Will Siderov be unhorsed?
On a day commemorating Bulgarian national hero Hristo Botev, who died during the struggle for liberation from Ottoman rule, the somewhat more diminutive in stature Volen Siderov paraded – uninvited – astride a jet-black horse.
Apart from the fact that Siderov is beardless and rather short, it was a scene reminiscent of his fellow ultra-nationalist, the late Afrikaner Resistance Movement leader Eugene Terreblanche. That late Terreblanche, like Siderov a chauvinistic buffoon, famously fell off his horse (literally; political decline, deepening ridicule and an undignified death followed later); amid the heightened emotions of Bulgaria’s current political crisis, which Siderov seems determined to heighten to a dangerous degree, it must be asked when the inevitable moment will come that Siderov falls off his.
Siderov made Bulgaria’s current widely-rejected government possible. He provided the vote needed for the quorum that put the Bulgarian Socialist Party and Movement for Rights and Freedoms cabinet ministers and, later, regional governors in power.
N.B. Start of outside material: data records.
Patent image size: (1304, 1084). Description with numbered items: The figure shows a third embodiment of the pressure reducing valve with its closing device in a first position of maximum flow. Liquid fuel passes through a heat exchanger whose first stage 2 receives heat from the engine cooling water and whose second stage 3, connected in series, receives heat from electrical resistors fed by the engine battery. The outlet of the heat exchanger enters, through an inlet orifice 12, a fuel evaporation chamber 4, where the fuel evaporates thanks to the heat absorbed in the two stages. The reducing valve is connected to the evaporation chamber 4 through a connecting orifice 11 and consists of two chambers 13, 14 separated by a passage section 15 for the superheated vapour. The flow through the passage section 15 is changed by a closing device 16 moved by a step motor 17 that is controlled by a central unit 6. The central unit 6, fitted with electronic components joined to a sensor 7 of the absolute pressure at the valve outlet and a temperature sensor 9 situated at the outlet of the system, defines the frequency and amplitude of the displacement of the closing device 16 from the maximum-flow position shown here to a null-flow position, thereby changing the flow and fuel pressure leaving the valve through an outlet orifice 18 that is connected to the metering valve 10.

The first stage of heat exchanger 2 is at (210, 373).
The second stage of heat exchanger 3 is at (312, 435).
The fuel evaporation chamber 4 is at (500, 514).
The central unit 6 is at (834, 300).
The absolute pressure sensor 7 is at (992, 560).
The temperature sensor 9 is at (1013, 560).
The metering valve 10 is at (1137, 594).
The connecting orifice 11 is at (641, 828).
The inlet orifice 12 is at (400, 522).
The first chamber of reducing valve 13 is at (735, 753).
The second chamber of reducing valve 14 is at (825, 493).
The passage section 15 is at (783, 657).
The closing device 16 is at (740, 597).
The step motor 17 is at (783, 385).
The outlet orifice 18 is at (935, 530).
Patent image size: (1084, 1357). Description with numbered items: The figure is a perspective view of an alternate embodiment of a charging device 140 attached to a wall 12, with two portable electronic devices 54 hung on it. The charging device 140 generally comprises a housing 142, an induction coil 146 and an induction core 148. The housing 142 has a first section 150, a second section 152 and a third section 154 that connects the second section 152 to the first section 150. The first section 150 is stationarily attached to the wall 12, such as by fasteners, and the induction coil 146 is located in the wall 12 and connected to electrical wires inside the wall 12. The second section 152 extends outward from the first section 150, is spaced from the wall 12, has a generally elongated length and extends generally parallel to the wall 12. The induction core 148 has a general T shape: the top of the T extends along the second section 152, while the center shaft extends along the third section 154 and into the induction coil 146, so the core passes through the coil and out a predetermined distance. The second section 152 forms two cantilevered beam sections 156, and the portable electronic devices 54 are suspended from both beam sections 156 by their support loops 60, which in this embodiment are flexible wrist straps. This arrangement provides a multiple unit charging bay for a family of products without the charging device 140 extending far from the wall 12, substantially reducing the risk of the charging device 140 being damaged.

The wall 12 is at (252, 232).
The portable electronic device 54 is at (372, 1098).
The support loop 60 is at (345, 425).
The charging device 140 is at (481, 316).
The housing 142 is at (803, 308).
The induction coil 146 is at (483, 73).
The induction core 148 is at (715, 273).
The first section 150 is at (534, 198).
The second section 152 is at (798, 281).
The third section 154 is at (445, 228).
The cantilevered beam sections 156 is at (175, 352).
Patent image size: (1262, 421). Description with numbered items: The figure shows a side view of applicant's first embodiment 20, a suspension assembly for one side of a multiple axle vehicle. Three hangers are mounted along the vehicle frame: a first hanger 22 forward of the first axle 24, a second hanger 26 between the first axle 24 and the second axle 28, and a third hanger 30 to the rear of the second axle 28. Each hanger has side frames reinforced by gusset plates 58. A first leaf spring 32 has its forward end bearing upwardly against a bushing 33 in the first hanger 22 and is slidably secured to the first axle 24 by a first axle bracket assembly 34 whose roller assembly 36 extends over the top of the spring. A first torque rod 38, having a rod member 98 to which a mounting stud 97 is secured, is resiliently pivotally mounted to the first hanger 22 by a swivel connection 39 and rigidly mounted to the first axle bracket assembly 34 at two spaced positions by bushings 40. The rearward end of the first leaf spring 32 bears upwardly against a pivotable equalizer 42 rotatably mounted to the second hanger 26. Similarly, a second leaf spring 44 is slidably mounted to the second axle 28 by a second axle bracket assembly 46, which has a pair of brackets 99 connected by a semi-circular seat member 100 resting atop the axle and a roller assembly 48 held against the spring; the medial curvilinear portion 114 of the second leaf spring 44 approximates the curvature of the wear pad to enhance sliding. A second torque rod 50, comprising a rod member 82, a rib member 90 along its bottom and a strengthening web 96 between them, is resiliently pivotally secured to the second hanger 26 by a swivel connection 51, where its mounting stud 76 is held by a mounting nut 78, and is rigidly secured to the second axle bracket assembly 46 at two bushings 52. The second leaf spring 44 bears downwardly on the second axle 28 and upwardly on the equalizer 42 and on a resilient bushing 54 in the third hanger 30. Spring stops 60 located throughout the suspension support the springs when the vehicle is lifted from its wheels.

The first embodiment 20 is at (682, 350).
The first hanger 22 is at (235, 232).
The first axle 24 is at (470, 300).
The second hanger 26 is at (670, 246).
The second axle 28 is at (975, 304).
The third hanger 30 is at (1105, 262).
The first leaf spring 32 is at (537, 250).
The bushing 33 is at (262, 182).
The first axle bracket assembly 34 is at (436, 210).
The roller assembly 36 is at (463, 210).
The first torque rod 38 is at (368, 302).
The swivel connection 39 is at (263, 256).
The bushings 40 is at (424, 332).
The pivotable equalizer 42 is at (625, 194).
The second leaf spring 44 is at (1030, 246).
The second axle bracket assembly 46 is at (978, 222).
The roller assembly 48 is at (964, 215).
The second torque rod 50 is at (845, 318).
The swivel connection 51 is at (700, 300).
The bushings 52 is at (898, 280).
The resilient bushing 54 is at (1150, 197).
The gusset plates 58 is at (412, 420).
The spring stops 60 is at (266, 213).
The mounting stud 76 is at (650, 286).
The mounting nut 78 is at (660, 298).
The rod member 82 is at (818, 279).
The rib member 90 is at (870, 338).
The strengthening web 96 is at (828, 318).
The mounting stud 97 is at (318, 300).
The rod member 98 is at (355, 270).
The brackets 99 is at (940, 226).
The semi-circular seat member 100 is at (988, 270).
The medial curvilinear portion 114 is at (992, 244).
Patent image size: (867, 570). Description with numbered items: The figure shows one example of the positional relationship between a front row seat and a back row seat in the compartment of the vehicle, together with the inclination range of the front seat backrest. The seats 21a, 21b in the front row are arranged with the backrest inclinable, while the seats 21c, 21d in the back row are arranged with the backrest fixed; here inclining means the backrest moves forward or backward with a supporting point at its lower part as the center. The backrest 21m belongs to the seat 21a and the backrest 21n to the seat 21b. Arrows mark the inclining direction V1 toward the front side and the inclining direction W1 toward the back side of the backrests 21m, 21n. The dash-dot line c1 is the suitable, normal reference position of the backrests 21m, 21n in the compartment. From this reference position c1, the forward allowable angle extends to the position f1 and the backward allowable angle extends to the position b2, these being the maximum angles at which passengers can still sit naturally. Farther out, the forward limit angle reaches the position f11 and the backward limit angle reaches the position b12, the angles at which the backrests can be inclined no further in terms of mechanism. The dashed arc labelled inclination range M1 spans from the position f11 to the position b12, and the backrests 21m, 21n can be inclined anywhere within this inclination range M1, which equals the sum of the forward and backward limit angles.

Since then, Siderov has been marching to and fro, emitting ever-more hysterical messages, caught up in confrontations and performing a bizarre political act of theatre in which the man who holds sway over the socialist government also distances himself from it, who portrays his minority party as a truer representative of Bulgaria than the many thousands who come to the streets daily to reject him and the rulers with which he is associated.